Case Study

Hydroacoustic Sampling Illuminates Fish Passage at Boundary Dam

Boundary Dam, one of Washington’s most dependable sources of renewable energy, is located on the Pend Oreille River about 100 miles north of Spokane. Its six turbines generate up to half of Seattle’s power requirements.

The Boundary Hydroelectric Project operates on a Federal Energy Regulatory Commission license that was set to expire in 2011. Seattle City Light contracted with Tetra Tech and Innovasea to conduct fish entrainment and habitat connectivity studies to support its relicensing application.

Washington's Boundary Dam

The goal was to estimate the number, size, species and timing of fish that may be entrained through the dam’s turbine intakes and spillways. To describe fish passage through the powerhouse and spillways, Seattle City Light employed turbine netting in conjunction with two multi-frequency digital split-beam echo sounders from Innovasea.
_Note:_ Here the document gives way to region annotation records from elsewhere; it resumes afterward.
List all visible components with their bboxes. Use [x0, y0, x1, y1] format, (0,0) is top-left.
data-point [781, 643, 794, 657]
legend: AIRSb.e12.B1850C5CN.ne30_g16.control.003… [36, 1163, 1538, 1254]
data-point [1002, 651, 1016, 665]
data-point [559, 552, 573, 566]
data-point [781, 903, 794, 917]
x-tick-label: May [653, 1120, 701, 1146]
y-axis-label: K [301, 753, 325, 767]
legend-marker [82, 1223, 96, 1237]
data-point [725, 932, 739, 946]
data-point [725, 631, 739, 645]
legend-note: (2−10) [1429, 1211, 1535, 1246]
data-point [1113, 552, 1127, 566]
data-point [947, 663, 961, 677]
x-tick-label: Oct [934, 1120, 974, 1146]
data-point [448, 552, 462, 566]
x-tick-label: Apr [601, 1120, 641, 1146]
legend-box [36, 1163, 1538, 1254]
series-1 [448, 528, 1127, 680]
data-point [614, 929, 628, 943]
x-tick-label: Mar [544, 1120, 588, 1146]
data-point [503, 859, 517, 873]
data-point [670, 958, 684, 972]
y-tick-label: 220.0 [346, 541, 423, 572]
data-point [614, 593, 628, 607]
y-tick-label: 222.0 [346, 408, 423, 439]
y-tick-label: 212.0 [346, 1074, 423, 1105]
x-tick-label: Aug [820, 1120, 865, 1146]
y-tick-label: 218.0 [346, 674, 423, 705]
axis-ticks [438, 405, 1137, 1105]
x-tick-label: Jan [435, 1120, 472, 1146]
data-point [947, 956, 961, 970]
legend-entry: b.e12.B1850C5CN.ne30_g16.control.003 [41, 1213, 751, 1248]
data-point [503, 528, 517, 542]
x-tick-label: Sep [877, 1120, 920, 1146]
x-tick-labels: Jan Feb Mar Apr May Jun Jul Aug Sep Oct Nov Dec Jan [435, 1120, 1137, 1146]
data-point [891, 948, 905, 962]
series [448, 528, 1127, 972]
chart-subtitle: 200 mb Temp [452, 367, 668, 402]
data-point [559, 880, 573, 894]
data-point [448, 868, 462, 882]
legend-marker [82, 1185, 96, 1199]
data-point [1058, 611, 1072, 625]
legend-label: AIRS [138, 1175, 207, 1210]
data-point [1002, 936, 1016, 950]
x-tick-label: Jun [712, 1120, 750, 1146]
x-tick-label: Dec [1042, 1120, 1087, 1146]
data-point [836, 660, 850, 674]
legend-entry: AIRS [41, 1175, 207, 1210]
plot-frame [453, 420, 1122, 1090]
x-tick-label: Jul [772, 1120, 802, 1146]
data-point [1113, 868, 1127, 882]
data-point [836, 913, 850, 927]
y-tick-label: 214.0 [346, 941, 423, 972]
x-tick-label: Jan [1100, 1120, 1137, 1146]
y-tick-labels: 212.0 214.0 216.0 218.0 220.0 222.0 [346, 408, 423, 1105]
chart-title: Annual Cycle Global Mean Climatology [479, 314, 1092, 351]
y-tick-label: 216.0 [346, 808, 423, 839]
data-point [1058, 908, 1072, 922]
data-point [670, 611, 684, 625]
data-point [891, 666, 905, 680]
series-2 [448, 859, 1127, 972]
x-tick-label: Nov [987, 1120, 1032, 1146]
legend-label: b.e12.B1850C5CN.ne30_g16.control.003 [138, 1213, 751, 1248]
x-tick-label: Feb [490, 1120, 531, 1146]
The split-beam systems provided high temporal and spatial sampling coverage at each potential fish passage route, quantifying fish entrainment continuously over a two-year period. The study results were used to estimate fish passage at the powerhouse and spillway under different operating regimes on an hourly, daily and seasonal basis. The hydroacoustic data also summarized the fish’s size, velocity, vertical approach distributions and direction of movement.